On Sun, 08 Sep 2024 10:28, Joseph Kurape <jkur...@gmail.com> wrote:
Hello,

I'm new to open-source, but I've learned C and Python.

I've read the 'Getting Started' guide, but aside from signing up for the
mailing list and getting the source code, it doesn't provide much direction
for beginners.

I'm looking for somewhere I can contribute. Could any maintainer suggest
any issue they need fixing or offer general directions on the best way to
get started?

Hello Joseph!

First, the bad news: QEMU is a sophisticated and complicated project, and I would not recommend it as the first foray of serious programming to most people. But the good news is, it is still possible to contribute without being an expert simply because QEMU is composed of many different things.

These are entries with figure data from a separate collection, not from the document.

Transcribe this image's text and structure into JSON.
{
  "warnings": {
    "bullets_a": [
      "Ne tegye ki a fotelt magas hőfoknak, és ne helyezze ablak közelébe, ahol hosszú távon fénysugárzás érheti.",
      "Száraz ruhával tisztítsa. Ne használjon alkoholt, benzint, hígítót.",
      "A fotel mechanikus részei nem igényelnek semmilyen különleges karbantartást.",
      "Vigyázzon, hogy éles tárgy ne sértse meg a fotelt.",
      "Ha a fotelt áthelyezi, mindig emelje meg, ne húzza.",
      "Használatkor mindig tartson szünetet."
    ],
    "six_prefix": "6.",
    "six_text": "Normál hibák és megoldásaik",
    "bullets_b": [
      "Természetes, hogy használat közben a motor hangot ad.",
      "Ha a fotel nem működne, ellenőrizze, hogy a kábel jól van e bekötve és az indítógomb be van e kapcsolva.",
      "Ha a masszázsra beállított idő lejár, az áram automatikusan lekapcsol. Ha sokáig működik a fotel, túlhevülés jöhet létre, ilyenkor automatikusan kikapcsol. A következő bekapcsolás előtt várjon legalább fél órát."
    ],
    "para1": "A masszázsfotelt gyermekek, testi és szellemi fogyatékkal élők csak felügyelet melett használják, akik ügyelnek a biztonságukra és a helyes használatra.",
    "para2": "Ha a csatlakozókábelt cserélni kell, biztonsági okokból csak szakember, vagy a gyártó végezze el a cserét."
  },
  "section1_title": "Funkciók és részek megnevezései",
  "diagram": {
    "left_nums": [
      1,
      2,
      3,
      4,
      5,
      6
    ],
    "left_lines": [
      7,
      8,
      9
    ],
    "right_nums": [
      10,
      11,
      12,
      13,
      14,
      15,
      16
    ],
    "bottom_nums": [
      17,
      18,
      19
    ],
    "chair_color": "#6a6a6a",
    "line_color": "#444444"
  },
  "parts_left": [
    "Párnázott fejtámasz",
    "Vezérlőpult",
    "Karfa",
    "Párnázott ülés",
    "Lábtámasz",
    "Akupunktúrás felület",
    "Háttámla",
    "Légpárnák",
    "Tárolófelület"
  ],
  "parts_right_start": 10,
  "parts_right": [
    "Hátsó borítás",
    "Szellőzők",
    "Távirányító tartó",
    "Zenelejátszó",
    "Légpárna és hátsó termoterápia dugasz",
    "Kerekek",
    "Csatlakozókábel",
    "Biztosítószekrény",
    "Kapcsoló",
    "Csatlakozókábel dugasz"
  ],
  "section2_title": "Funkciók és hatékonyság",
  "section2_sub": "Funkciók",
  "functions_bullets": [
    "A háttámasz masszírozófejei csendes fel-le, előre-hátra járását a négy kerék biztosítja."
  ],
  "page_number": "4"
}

The usual advice is to take a look at the issues labelled as "Bite-Sized" on our Issue tracker:

https://gitlab.com/qemu-project/qemu/-/issues/?sort=created_date&state=opened&label_name%5B%5D=Bite+Sized&first_page_size=50

Take your time looking at each of them and you can choose something that looks approachable to you.

Note: I see that in many issues people say they want to contribute and ask for the issue to be assigned to them- no need to do that! Focus on writing down your solution and sending it to the list while following the "submitting a patch" docs: https://www.qemu.org/docs/master/devel/submitting-a-patch.html

If you have any kind of technical question you should ask on IRC, if you happen on any developer being online at the same time as you, or on the list. Do not ask people in private because not only will less people see your question, but most QEMU maintainers only pay attention to the mailing list for QEMU related discussion.

If you have any more questions feel free to ask!